Now that I have just registered for classes of the last semester of my undergraduate career, I have had some time to reflect on my past choices. There have been some decisions that have made me pause and really ponder if I had made the right decision and those times have been stressful and a little scary, considering that the choices I make now may greatly impact my future.
One major decision I made that caused me to have second thoughts was the dilemma of changing my major from Athletic Training to Health, Exercise, Sports Science or applying to my university’s AT program. I was admitted as an Athletic Training major as an incoming freshman and I knew little about the profession. Once I took a class that introduced the career and began to observe various sports and athletic trainers, I got a glimpse of what the profession entailed and even gained a new found respect for it. What made me change my major came down to the AT program application question of “Why do you want to be in our program?”. For some odd reason, no matter how much time I spent thinking about how to answer this question, I did not have a good response to it. This opened my eyes and made me realize that Athletic Training isn’t the right career for me to pursue.
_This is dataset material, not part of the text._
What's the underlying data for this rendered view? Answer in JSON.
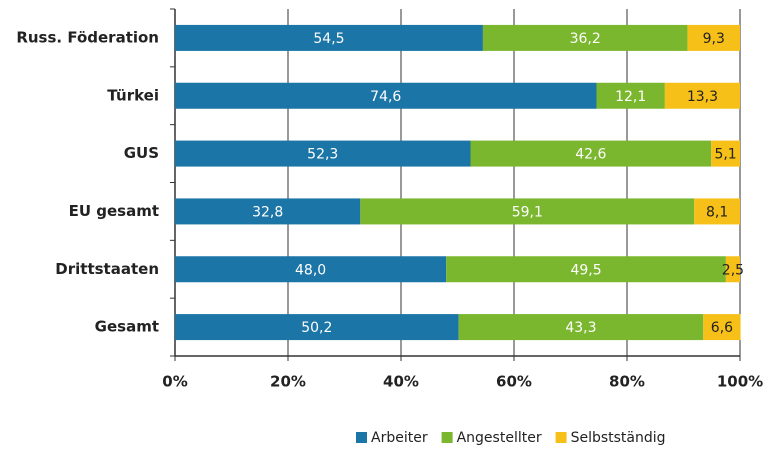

Physical therapy has always been a passion of mine ever since I was a junior in high school. Even though I learned a lot through my athletic training observations, I felt that changing my major to HESP would provide me more control and flexibility in choosing the classes required to prepare me for physical therapy school. Ultimately, I am happy I came to the decision of changing majors because it has opened more doors for me academically and professionally.
I believe that second thoughts exist to force you to step back from an issue and really think about the decision from a different perspective. It also enforces you to look deep within your self and ask “Why am I doing this?” In the end, if you aren’t happy with what you are doing and/or you can’t justify it, there really is no point in continuing to do it. The hesitation is there to force you to evaluate your decisions and actions and make a game plan to change it for the better.